Dive Brief:
- Tech salaries may have remained stagnant across the U.S. — averaging out to almost $98,000 — but one-third of tech workers received a $10,000 bonus, on average, last year, according to a Dice survey of more than 10,700 technology professionals.
- PaaS, MapReduce, Elasticsearch, Amazon Redshift, Cloudera and Amazon DynamoDB were the highest paying tech skills, bringing in salaries of more than $124,000 in 2017. "Big picture" skills relating to process management, Big Data and cloud were in high demand, and these skills continued to sometimes be more more important in determining compensation than education, experience or job title, according to the report.
- Higher compensation is still the biggest reason for changing employers, according to 63% of respondents. Better working conditions and more responsibility followed at 45% and 30%, respectively. When increased compensation wasn't an option, employers offered flexible schedules and work hours as well as more challenging or interesting work to remain competitive and retain talent.
Dive Insight:
It's not a coincidence that the six highest paying skills are in Big Data or cloud specialties.
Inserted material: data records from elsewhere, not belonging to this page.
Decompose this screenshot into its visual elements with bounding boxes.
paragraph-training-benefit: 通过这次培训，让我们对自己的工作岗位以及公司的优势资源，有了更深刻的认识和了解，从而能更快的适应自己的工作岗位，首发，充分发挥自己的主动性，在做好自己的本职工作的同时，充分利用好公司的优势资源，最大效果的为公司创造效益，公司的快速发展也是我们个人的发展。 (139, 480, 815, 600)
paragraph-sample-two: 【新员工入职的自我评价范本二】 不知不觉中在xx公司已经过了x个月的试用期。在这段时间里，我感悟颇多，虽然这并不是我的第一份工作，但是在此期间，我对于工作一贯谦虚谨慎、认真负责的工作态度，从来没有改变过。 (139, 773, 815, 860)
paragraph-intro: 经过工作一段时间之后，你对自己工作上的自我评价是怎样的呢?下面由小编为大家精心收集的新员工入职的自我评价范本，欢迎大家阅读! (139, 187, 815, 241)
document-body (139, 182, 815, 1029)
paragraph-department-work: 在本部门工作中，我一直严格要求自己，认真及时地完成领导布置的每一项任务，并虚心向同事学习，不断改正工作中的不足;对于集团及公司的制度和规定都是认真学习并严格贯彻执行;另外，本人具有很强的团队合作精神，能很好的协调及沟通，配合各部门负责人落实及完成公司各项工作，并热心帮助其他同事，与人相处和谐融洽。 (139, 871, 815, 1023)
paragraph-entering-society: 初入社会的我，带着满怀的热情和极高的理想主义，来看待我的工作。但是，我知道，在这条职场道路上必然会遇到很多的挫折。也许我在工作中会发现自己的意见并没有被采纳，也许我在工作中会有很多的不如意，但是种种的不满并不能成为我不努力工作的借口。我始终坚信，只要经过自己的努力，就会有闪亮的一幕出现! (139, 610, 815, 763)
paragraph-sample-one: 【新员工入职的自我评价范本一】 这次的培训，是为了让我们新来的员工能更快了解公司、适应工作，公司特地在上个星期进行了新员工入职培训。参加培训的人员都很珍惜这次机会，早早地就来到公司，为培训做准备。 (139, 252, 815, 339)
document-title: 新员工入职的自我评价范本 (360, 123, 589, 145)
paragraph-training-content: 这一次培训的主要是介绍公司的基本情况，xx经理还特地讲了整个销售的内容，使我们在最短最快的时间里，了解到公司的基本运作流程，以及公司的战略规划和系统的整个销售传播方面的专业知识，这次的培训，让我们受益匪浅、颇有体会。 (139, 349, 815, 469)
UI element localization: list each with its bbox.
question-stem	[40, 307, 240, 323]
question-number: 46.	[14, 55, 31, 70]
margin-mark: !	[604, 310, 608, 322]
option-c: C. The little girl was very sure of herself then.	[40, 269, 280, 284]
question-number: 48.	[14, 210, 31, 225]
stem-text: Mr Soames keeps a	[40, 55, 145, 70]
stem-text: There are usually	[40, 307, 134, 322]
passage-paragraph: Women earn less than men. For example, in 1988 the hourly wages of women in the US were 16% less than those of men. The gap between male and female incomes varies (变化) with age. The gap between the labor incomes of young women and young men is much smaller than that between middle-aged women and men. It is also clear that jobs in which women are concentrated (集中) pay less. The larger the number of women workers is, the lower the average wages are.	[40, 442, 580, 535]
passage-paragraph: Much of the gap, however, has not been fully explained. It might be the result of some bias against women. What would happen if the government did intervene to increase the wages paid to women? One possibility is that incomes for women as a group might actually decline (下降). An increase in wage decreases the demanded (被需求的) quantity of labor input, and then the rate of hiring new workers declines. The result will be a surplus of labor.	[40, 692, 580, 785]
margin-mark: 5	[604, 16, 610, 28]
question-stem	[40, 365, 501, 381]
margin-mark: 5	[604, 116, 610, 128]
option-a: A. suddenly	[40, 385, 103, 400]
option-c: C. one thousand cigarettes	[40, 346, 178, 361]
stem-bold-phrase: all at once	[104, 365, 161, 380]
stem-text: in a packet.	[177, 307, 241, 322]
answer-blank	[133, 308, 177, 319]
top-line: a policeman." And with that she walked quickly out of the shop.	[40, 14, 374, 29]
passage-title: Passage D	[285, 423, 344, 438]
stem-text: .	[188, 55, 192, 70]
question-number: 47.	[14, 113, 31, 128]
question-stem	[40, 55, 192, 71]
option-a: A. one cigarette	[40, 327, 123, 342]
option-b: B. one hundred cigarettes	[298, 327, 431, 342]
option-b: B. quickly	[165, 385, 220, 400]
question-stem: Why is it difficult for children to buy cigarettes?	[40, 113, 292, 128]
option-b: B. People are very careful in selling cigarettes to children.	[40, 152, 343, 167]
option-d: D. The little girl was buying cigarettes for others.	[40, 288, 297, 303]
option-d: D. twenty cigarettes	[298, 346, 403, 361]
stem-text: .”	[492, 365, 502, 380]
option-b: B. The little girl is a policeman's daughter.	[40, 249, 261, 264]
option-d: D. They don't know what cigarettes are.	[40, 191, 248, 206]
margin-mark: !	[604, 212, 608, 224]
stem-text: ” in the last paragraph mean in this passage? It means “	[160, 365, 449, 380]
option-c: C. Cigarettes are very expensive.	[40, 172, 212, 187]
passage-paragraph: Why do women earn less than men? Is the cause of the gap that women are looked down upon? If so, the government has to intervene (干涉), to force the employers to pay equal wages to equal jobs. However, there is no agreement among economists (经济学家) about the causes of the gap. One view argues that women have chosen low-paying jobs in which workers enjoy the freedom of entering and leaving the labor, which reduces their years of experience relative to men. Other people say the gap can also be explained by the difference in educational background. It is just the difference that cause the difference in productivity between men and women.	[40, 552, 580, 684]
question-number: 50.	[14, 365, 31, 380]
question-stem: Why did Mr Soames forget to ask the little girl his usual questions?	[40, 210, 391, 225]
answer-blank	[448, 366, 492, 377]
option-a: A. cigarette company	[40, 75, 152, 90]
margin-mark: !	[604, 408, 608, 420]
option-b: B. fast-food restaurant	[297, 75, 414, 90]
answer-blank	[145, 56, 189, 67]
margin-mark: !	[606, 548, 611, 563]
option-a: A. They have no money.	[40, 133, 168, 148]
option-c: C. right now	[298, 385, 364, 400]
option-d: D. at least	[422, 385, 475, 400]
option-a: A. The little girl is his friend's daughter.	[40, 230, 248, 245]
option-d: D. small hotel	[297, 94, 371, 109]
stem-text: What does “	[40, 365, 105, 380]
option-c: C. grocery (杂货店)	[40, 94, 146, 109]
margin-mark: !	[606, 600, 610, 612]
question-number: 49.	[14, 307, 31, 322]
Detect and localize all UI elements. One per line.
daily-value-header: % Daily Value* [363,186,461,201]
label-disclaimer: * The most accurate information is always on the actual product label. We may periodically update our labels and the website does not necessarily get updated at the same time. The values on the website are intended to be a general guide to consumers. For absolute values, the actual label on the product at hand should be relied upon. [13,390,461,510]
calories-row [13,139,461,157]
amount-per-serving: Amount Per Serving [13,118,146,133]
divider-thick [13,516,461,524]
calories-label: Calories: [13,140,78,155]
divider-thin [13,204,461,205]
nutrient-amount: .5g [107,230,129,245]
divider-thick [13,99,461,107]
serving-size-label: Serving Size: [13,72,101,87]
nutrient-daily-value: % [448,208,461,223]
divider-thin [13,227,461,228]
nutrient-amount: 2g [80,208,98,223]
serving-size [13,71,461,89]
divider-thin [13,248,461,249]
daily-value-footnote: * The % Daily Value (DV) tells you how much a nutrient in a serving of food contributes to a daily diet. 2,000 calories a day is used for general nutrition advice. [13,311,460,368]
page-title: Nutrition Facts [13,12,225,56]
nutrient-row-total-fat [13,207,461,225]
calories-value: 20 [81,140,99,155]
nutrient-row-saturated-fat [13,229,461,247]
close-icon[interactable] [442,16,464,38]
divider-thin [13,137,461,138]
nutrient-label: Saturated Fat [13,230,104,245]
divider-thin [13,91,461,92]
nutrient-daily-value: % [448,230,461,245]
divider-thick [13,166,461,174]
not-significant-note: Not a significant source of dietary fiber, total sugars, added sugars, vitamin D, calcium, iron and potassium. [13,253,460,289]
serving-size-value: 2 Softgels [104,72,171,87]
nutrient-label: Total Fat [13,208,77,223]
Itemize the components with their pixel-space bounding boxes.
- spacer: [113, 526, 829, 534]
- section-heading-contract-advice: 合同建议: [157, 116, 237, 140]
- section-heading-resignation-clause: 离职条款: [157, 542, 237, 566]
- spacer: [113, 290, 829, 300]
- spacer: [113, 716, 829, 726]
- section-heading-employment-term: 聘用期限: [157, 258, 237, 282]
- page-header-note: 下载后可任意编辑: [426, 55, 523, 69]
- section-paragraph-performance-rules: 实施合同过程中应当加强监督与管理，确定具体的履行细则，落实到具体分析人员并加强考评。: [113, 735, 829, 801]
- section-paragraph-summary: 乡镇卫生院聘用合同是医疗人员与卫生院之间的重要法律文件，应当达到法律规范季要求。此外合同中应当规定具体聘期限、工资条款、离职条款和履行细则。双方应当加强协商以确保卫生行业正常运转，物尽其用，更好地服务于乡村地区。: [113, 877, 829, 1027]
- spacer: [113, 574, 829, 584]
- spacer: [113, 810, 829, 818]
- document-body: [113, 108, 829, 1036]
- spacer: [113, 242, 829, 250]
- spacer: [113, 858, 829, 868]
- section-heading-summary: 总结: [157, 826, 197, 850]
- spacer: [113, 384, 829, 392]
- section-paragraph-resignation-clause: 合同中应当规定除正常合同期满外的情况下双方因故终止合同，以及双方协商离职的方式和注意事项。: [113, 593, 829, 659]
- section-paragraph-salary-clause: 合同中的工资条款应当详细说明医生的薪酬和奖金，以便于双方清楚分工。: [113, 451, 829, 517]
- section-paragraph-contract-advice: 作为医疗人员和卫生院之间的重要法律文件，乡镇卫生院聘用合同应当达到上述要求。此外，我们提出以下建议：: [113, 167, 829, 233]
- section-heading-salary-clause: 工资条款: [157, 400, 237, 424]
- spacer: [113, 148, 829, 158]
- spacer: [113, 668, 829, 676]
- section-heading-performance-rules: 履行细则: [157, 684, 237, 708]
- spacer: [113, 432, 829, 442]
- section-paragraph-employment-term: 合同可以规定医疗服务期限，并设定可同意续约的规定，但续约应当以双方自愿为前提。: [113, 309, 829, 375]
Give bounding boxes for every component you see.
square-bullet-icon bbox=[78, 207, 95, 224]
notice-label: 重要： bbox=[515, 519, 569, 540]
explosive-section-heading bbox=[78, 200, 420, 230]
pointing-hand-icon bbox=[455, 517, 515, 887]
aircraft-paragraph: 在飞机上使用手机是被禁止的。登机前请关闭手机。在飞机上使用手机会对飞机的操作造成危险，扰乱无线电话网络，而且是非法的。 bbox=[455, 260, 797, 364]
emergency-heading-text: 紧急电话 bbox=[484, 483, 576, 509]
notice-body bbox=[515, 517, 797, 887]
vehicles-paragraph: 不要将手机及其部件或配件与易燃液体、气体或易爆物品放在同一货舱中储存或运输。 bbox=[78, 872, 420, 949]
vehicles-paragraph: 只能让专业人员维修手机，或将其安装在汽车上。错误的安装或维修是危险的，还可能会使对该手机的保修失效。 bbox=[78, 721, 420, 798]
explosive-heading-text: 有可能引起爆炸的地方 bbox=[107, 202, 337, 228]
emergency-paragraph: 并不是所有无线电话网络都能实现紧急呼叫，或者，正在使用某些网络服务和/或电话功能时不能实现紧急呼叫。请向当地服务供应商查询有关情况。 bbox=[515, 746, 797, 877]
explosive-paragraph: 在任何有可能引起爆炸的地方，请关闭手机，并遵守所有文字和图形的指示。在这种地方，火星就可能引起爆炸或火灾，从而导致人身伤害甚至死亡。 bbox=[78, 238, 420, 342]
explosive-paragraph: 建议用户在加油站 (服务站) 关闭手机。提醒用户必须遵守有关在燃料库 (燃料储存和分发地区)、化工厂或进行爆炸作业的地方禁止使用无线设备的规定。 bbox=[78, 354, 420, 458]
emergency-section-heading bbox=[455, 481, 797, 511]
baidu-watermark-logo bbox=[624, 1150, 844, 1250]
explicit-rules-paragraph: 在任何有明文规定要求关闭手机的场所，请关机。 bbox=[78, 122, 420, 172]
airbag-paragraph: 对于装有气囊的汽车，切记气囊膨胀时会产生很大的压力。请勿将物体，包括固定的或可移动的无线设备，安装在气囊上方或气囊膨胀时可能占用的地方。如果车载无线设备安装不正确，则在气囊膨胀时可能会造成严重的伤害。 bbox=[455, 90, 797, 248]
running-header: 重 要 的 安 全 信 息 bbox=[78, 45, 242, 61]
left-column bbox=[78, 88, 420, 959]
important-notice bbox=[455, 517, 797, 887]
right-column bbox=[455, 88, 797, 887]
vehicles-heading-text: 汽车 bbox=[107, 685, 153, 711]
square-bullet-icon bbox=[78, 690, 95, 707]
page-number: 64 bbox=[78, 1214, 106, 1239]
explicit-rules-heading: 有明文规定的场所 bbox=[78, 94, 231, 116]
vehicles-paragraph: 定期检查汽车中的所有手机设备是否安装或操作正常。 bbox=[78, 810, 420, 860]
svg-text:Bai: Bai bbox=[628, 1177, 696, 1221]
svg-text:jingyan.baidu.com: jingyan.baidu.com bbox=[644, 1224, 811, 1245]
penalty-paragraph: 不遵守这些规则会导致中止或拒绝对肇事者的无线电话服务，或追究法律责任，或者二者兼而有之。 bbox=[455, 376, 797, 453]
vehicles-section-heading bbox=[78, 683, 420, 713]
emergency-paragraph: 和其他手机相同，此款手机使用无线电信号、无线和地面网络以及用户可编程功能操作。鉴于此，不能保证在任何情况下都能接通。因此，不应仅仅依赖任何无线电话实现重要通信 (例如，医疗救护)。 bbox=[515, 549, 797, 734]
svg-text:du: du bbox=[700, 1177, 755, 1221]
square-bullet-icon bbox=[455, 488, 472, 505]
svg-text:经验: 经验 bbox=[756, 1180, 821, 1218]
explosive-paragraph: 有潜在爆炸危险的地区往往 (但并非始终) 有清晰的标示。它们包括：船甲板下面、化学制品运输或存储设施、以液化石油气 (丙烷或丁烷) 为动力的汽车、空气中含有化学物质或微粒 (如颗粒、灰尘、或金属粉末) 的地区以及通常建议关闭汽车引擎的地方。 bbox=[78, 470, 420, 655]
Both fields are facing significant maturation. Companies have (for the most part) moved to the cloud and built out a data program, but now simply having these fields is no longer enough. These departments are expected to drive ever more valuable insight and increase profits, and having basic proficiency in these skills isn't enough.
Machine learning engineers and data scientists are the two biggest emerging jobs in the U.S., with Big Data developers, full stack engineers and directors of data science not far behind, according to LinkedIn. And this trend is not likely to go away by next year.
Other areas with key high paying skills were project management, automation tools, storage, databases and programming languages, according to the report.
Forking over the high salaries may be difficult for employers, but investing in a quality workforce at the market price is necessary. After all, tech workers equate financial security with success, and flexibility and other office perks can only entice a worker with other options so far.